Even some members of the European Parliament wholeheartedly disagree with this use of funds. Belgian politician Guy Verhofstadt tweeted on June 2 a strong condemnation of the tech projects, pointing out the irony of using “a ‘sound cannon’ to drown out the cries of desperate refugees,” despite the E.U. purporting to be the “champion of human rights.”

Finally, many have taken issue with the political agenda behind the new technological border policing methods. London-based group Privacy International has argued that European leaders who have “adopted a hard line on migration,” will gain a political reward by utilizing these new digital barriers. Technology has the image of modernity and advancement, and espousing a “techno-solutionist,” method as a quick fix to a complex issue like migration is thus an appealing political move. It is much easier for lawmakers to convince their colleagues and the public that research and development is the way to go.

Costly projects that not only promote technological advancement in the region as well as tackle the “migration issue,” can be easily packaged as a two-birds-one-stone solution. It is thus far easier for lawmakers to label migrants and refugees as a “security problem to be deterred and challenged,” and propose a technological alternative to get rid of them.

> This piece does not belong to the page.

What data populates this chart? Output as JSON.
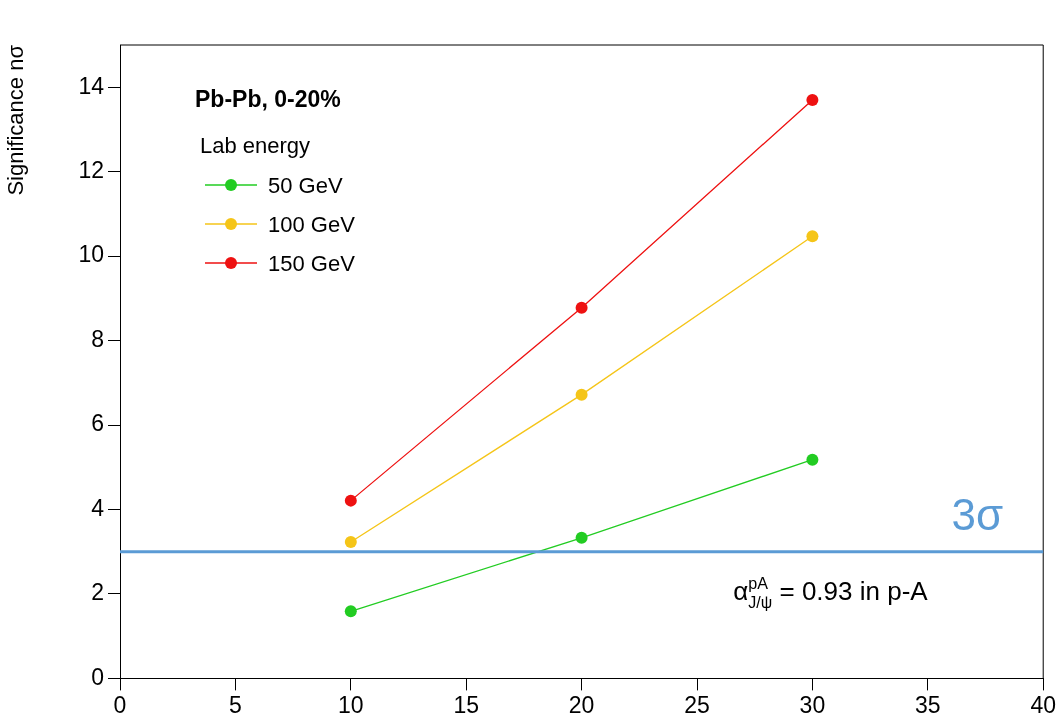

Evidently, spending any portion of €3 billion to set up the infrastructure for asylum seekers, expand immigration policies for economic migrants, and improve programs for immigrant assimilation would be far less enticing than a series of flashy tech tools that would digitally strengthen the robust physical barrier of a steel wall.

In Verhofstadt’s words, the E.U. is reinforcing that it is “weak against the strong and strong against the weak.” Their plans to step up their border patrol are especially harsh during a debilitating pandemic where poor countries and their citizens have been dealt a colossal economic blow. To capitalize on the lull in migration flows, in order to test new methods of deterring refugees and migrants, is cruel – particularly when the E.U. will clearly recover socially and economically at a faster rate than many of the countries from which the migrants hail.